The basic recipe for roasted beets is to cube them - you don't have to peel them first - then toss them with oil, salt, pepper, and any herbs you think would be good. Put them in a shallow pan - you pretty much want them in a single layer - and put them in the oven at 425 degrees. Mix them occasionally while in the oven, and when a fork easily pierces the beets they are ready (usually takes about 20-30 minutes). You can mix other root vegetables with them. We tried potatoes, turnips, and carrots. They each ended up with a slightly different texture, which is not my preference, so we usually do just beets or just potatoes when we roast vegetables.

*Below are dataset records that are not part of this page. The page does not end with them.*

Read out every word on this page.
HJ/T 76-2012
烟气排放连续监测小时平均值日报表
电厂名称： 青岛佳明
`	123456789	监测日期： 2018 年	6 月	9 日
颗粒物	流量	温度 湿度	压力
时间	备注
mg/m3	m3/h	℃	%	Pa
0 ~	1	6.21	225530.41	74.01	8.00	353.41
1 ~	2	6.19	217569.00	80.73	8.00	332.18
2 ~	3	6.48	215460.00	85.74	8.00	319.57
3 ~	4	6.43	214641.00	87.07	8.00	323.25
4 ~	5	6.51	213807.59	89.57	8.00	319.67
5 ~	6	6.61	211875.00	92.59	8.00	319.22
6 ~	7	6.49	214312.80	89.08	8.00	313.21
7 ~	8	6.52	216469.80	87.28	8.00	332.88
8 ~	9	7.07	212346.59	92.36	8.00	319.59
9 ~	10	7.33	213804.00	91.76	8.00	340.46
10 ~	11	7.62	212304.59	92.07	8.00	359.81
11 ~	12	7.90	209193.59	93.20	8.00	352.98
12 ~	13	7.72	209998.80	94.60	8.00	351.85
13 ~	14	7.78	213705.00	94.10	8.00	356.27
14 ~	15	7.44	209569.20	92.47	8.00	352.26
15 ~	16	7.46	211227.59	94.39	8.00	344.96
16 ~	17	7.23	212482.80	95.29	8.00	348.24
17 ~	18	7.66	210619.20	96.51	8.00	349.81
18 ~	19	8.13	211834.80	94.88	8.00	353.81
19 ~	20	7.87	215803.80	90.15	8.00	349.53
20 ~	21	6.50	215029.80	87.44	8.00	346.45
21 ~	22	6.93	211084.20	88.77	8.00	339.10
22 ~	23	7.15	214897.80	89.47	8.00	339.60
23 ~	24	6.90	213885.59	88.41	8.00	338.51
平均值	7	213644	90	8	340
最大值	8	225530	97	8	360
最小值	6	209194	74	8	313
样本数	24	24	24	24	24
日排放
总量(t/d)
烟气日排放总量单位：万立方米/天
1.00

Another way that I like them is raw and shredded. We just use a cheese grater, and they shred very easily. Since they are typically in season the same time as carrots, I like a mixture of shredded carrots and beets used on salads or in macaroni and cheese. We also use shredded carrots and beets as a replacement for lettuce garnish - for example, on top of tostadas or burgers. Beets when raw are extremely crunchy, almost too hard to eat. Shredding them is the best way to eat them raw, in my opinion!

My spouse like them raw and cubed in macaroni and cheese - they are mild in flavor but as I said, too crunchy for my liking. Last night we put turnips, green peppers, beets, and zucchini in macaroni and cheese. The spiciness of the turnips and peppers with the sweetness of the beets was a great combo!